When I realized this was sometimes failing, as part of trying to understand what was going on, I added the following check-and-restart method that gets called periodically from the main activity. This keep-alive code runs fine -- I start seeing the "restarting" log output as soon as the Runnable is no longer running -- but the Runnable never actually runs again (I never see the "checking" log output again):

    public void checkAndRestartIfNeeded() {
        long maxMissedMillis = MAX_MISSED_INTERVALS * MONITOR_INTERVAL_MILLIS;
        if (millisSince(mLastTryMillis) > maxMissedMillis) {
            Log.d(TAG, "stalled -- restarting");
            mMonitorHandler.removeCallbacksAndMessages(null);
            mMonitorHandler.post(checkSettings);
        }
    }

Any ideas why the self-rescheduling behavior would fail in the first place?

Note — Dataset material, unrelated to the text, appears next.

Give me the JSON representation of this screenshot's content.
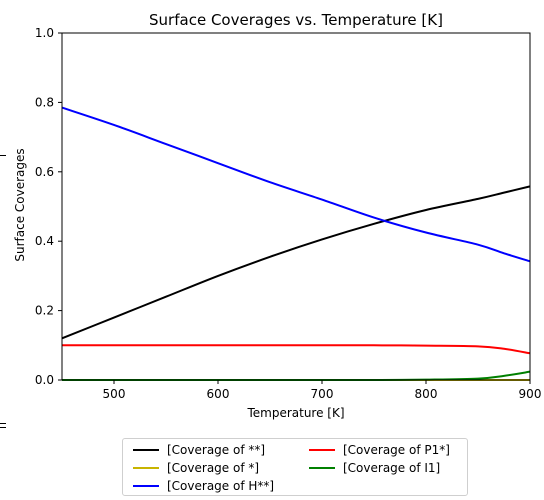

And any ideas (presumably related?!) why the keep-alive hack fails to get it going again? Is something crashing the Runnable without bringing down the rest of the Service or app but preventing it from running? I actually have an app-level uncaught-exception handler to log unexpected things like this but it doesn't fire.

In case it's not clear, the log output from a run might look like this:

checking device settings
checking device settings
checking device settings
... hundreds or thousands of repetitions, then ...
stalled -- restarting
stalled -- restarting
stalled -- restarting
... forever ...

Solution

I was eventually able to establish that no exceptions were being thrown, no threads or processes were dying, and so there was nothing to "keep alive". Everything was, in a sense, working fine, but indeed a process was blocking for hours to days before returning when it "should not have been". Details follow:

The newSettings() method in our code was making two HTTP requests: one to an API on our own server to check for any changes to the app settings (our devices are fixed deployments managed remotely without hands-on intervention), and one to api.ipify.org to get the device's current public IP address. Both of these calls used a URLConnection, and this connection was configured with a connection timeout of 10 seconds and a read timeout of 10 seconds, both set before opening the connection.

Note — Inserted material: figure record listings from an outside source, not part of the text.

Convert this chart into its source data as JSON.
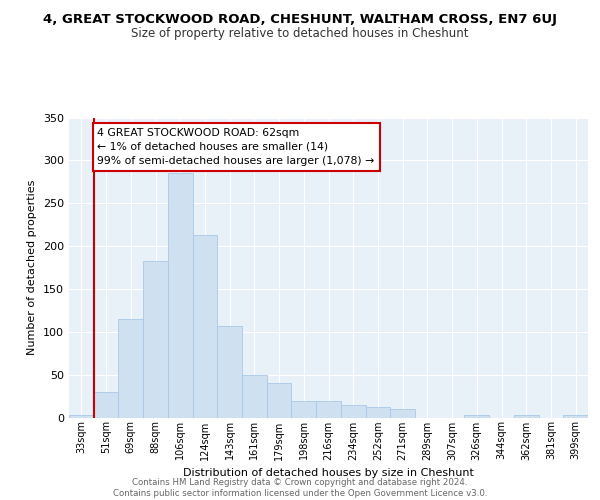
{
  "title": "4, GREAT STOCKWOOD ROAD, CHESHUNT, WALTHAM CROSS, EN7 6UJ",
  "subtitle": "Size of property relative to detached houses in Cheshunt",
  "xlabel": "Distribution of detached houses by size in Cheshunt",
  "ylabel": "Number of detached properties",
  "categories": [
    "33sqm",
    "51sqm",
    "69sqm",
    "88sqm",
    "106sqm",
    "124sqm",
    "143sqm",
    "161sqm",
    "179sqm",
    "198sqm",
    "216sqm",
    "234sqm",
    "252sqm",
    "271sqm",
    "289sqm",
    "307sqm",
    "326sqm",
    "344sqm",
    "362sqm",
    "381sqm",
    "399sqm"
  ],
  "values": [
    3,
    30,
    115,
    183,
    285,
    213,
    107,
    50,
    40,
    19,
    19,
    15,
    12,
    10,
    0,
    0,
    3,
    0,
    3,
    0,
    3
  ],
  "bar_color": "#cfe0f0",
  "bar_edge_color": "#a8c8e8",
  "highlight_color": "#cc0000",
  "vertical_line_index": 1,
  "annotation_text": "4 GREAT STOCKWOOD ROAD: 62sqm\n← 1% of detached houses are smaller (14)\n99% of semi-detached houses are larger (1,078) →",
  "annotation_box_color": "#ffffff",
  "annotation_box_edge": "#cc0000",
  "ylim": [
    0,
    350
  ],
  "yticks": [
    0,
    50,
    100,
    150,
    200,
    250,
    300,
    350
  ],
  "footer": "Contains HM Land Registry data © Crown copyright and database right 2024.\nContains public sector information licensed under the Open Government Licence v3.0.",
  "background_color": "#ffffff",
  "plot_bg_color": "#e8f0f8",
  "grid_color": "#ffffff"
}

Most of the time, the connections either succeeded or the timeouts worked as expected. However, for the call to the 3rd-party API, sometimes -- for reasons I do not understand -- the attempt to connect and retrieve content from that API would take hours to days to complete. If I waited long enough, the call would eventually return and normal behavior was restored to the self-scheduling task running in the service, as though there had never been a problem.

I do not understand why the timeouts seemingly had no effect on these occasions. The only possible clue I have found is that for domain names that resolve to multiple IP addresses, as api.ipify.org does at this site and others, URLConnection will attempt to connect to each address until it succeeds, and each of those attempts will apply the specified connect and read timeouts, so the total time taken in such a case can be several multiples of the individual timeouts. This does not explain how the call could block for hours to days, but it's the only hint I've come across so far.

In the process of figuring this out, I realized that there is no need to call the 3rd-party API to get the device's IP address, because it's available to our own API when the device checks for its settings. So I have eliminated the second call and modified our settings API to include the caller's IP address in its response; I have also eliminated the keep-alive mechanism because it is unnecessary. These changes thre frequency of the problems I originally posted, but it was still happening about once every 15,000 times -- still not acceptable for our use case.

Somewhere along the way I read something (I have lost track of where) that suggested the Scanner I was using in newSettings() for processing the connection's getInputStream() was a less robust/reliable approach than using a BufferedReader on an InputStreamReader. After changing to use that approach in newSettings() there have been zero occurrences of the problem in 30,000+ calls, so I'm hopeful that this problem is fully resolved.